A couple of other problems: For math-a-phobics, the narrative sometimes tends to read like a physics book. He describes scenarios in specific velocity-speed terms that occasionally become a little heavy if you're expecting a quick read. If you're willing to follow it, the results can be worthwhile. Also, Tom goes a little easy on pedestrians, sometimes making them out to be helpless victims in a massive conspiracy of car drivers to flatten them in the nation's intersections. While, statistically, it may seem like drivers are trying to do just that, the fact remains that some pedestrians (e.g. the ones who walk against traffic signals, and the ones who do their makeup as they jaywalk across city streets) make their own beds. Cars have rights, too, Tom!

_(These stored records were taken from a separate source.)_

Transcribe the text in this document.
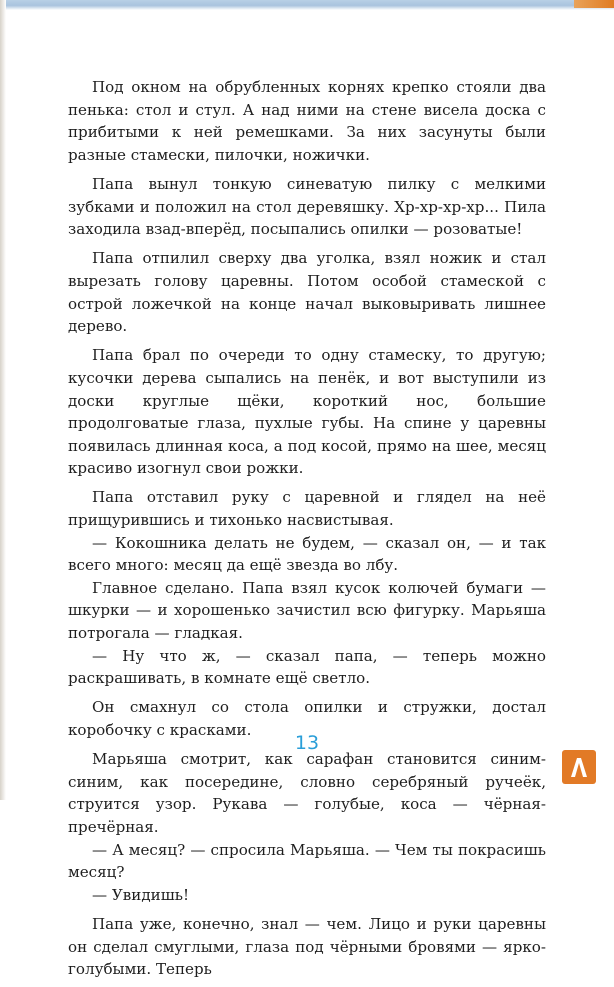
Под окном на обрубленных корнях крепко стояли два пенька: стол и стул. А над ними на стене висела доска с прибитыми к ней ремешками. За них засунуты были разные стамески, пилочки, ножички.

Папа вынул тонкую синеватую пилку с мелкими зубками и положил на стол деревяшку. Хр-хр-хр-хр... Пила заходила взад-вперёд, посыпались опилки — розоватые!

Папа отпилил сверху два уголка, взял ножик и стал вырезать голову царевны. Потом особой стамеской с острой ложечкой на конце начал выковыривать лишнее дерево.

Папа брал по очереди то одну стамеску, то другую; кусочки дерева сыпались на пенёк, и вот выступили из доски круглые щёки, короткий нос, большие продолговатые глаза, пухлые губы. На спине у царевны появилась длинная коса, а под косой, прямо на шее, месяц красиво изогнул свои рожки.

Папа отставил руку с царевной и глядел на неё прищурившись и тихонько насвистывая.

— Кокошника делать не будем, — сказал он, — и так всего много: месяц да ещё звезда во лбу.

Главное сделано. Папа взял кусок колючей бумаги — шкурки — и хорошенько зачистил всю фигурку. Марьяша потрогала — гладкая.

— Ну что ж, — сказал папа, — теперь можно раскрашивать, в комнате ещё светло.

Он смахнул со стола опилки и стружки, достал коробочку с красками.

Марьяша смотрит, как сарафан становится синим-синим, как посередине, словно серебряный ручеёк, струится узор. Рукава — голубые, коса — чёрная-пречёрная.

— А месяц? — спросила Марьяша. — Чем ты покрасишь месяц?

— Увидишь!

Папа уже, конечно, знал — чем. Лицо и руки царевны он сделал смуглыми, глаза под чёрными бровями — ярко-голубыми. Теперь

13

Still, don't let these things bother you too much: Just keep an open mind and you'll learn things you never suspected about all the hundreds of "sub-skills" you activate when making your (on average) 1.1 hours of commute per day. Tom's tone is conversational, and he tries to be nice when he suggests that you get a little more "feedback" on your driving before deciding you're a pro at it. And the environmental impact of cars? I couldn't have agreed more with Tom's sentiment in the epilogue: "It will be easier to remove the internal-combustion engine from the car than it will to remove the driver."
The real question is, of course, left open in the end: What will the future of transportation look like? The next few years should be interesting. For now, though, climb in the driver's seat at your own risk: It's a scary road out there.